A lender will, on occasion, forgive some portion of a borrower's debt, or reduce the principal balance. The general tax rule that applies to any debt forgiveness is that the amount forgiven is treated as taxable income to the borrower. Some exceptions to this rule are available, but, until 2007, when a lender forgave some portion of a mortgage debt for which the borrower was personally liable (such as in so-called "short sales," foreclosures and "workouts"), the borrower was required to pay tax on the debt forgiven.
A law enacted in 2007 provided temporary relief to troubled borrowers when some portion of mortgage debt is forgiven and the mortgage covers the borrower's principal residence. That relief has expired and been extended several times. The latest extension provided relief for debt forgiven through December 31, 2016.
I am a real estate professional. What does this mean for my business?
Relief from the cancellation of indebtedness rules has facilitated the sale of homes in areas where home prices have declined or where foreclosures have occurred. In addition, providing tax relief would correct the unfair circumstance in which the only individuals who paid tax on the sale of a residence are fortunate sellers who have gains of more than $250,000/$500,000, and unfortunate sellers who have seen the value of their property decline to a level below what it is worth.
Short sale relief continues to be an urgent need for sellers in certain areas of the country where home prices still have not rebounded.
NAR supports an exclusion from taxation of the phantom income generated when all or a portion of a mortgage on a primary residence is forgiven.
There should be no taxable event when a lender forgives some portion of a debt in a short sale, foreclosure, bank workout or similar situation.
An individual or family that has incurred a loss on the sale of their principal residence has suffered what is, for most, the biggest economic loss of their lifetime. It is unreasonable and unfair to require that they also pay tax on the phantom income associated with debt cancellation, especially because there will be no cash proceeds from the sale.

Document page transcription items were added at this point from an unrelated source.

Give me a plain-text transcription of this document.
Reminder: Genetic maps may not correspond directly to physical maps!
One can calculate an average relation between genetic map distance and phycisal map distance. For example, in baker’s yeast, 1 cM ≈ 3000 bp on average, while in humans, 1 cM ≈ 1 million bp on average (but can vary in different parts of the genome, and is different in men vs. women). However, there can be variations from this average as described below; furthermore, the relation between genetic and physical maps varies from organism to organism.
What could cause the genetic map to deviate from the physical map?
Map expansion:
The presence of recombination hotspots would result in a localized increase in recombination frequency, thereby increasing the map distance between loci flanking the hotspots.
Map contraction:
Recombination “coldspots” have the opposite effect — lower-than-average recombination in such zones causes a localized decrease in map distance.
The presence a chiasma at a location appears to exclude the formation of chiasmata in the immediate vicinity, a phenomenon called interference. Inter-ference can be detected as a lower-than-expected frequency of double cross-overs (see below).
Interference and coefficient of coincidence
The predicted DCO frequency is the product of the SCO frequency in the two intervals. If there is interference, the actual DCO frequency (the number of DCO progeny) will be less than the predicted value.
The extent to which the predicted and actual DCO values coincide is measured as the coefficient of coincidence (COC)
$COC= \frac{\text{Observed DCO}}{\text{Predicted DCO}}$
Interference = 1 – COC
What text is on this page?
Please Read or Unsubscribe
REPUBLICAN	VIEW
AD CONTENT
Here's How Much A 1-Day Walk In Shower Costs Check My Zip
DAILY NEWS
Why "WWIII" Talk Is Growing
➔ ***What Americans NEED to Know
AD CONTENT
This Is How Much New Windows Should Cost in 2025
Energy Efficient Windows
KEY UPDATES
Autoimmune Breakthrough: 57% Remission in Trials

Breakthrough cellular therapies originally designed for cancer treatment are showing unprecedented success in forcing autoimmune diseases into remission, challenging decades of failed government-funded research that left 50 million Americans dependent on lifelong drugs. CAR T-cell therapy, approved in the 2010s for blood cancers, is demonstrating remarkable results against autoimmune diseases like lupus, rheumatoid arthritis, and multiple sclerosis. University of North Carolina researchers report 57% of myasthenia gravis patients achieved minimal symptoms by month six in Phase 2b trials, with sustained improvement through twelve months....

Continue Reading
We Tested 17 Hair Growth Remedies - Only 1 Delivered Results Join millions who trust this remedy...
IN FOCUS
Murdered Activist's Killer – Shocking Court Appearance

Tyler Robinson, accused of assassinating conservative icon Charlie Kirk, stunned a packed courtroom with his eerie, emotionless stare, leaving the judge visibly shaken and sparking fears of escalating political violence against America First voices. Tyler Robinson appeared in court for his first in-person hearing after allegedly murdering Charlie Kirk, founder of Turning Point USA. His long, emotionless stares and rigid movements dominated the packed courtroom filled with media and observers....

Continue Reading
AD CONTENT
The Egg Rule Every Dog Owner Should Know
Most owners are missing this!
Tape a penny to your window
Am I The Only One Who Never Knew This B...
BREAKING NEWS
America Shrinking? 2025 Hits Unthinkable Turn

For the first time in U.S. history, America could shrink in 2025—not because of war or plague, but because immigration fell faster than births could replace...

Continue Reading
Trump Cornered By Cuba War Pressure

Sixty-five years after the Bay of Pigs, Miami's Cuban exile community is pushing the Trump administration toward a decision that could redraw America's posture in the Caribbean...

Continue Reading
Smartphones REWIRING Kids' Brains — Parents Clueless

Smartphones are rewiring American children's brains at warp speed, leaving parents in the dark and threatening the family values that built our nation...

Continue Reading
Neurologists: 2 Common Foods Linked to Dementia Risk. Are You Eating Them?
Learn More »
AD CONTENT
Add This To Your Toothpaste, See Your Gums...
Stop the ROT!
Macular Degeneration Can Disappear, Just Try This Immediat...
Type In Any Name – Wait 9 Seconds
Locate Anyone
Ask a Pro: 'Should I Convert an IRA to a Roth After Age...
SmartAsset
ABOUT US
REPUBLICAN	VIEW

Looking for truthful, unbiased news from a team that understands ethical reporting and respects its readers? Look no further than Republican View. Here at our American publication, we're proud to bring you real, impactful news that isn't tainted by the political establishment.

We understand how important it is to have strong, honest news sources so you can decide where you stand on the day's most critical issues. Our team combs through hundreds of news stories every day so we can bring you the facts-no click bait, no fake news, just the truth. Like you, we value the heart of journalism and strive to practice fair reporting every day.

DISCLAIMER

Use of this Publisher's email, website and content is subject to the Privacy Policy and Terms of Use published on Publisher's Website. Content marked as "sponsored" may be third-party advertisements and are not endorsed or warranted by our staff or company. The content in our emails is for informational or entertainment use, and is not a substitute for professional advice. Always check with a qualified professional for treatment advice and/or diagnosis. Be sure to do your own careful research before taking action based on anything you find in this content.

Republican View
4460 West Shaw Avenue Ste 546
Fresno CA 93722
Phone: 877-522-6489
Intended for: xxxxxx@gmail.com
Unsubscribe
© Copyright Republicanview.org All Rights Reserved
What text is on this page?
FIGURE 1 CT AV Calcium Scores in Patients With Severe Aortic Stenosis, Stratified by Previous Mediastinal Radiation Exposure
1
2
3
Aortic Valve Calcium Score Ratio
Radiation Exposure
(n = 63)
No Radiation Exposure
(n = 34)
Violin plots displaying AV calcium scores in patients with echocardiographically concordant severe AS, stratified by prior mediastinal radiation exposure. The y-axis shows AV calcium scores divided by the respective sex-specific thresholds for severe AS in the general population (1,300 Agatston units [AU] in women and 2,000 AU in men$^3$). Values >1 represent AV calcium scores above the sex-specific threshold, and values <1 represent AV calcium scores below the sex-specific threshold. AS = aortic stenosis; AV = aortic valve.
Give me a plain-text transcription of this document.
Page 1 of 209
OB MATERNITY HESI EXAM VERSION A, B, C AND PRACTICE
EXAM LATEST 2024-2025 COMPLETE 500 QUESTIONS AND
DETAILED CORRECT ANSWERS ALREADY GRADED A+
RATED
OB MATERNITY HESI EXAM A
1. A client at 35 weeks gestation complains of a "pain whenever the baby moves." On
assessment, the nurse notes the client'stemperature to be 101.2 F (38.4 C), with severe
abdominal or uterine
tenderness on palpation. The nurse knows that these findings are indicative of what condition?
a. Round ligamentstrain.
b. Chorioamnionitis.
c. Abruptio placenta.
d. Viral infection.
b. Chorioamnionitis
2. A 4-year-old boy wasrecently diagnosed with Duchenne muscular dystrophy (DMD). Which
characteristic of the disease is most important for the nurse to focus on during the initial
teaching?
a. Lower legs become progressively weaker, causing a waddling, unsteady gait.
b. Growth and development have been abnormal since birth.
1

Over the past several years, expiring tax provisions have often languished in Congress until after they expire. Most have been reinstated on a retroactive basis. However, with a great deal of attention now on tax reform, it is less certain that expiring tax provisions will be extended as a matter of course or on a timely basis. This is especially true since the enactment of the Protecting American Taxpayers From Tax Hikes Act in December 2015. This legislation extended some of the larger of the 50-plus expired provisions permanently, while others were extended for five years. Most others were extended only for two years, through 2016. The mortgage debt forgiveness provision was one of the two-year extensions. Thus, the provision expired on December 31, 2016.
While there is bipartisan interest in extending some of the tax provisions that expired at the end of 2016, including the mortgage debt tax relief provision, it is unclear when and whether these provisions will be acted upon. Congress has, over the past several years, gotten into a habit of allowing the expiring provisions to actually expire before acting on them, and then when they are extended, it has been on a retroactive basis. But with fewer large-scale provisions in the group of so-called “extenders,” most observers now believe that extending the remaining expiring provisions will be even harder than it has been in recent years. The fact that Congress will likely consider tax reform in 2017 also creates uncertainty about the outlook for the mortgage cancellation provision.
Nevertheless, this issue remains a high priority for NAR, which is actively encouraging Members of Congress to find consensus on extending this provision on a retroactive basis.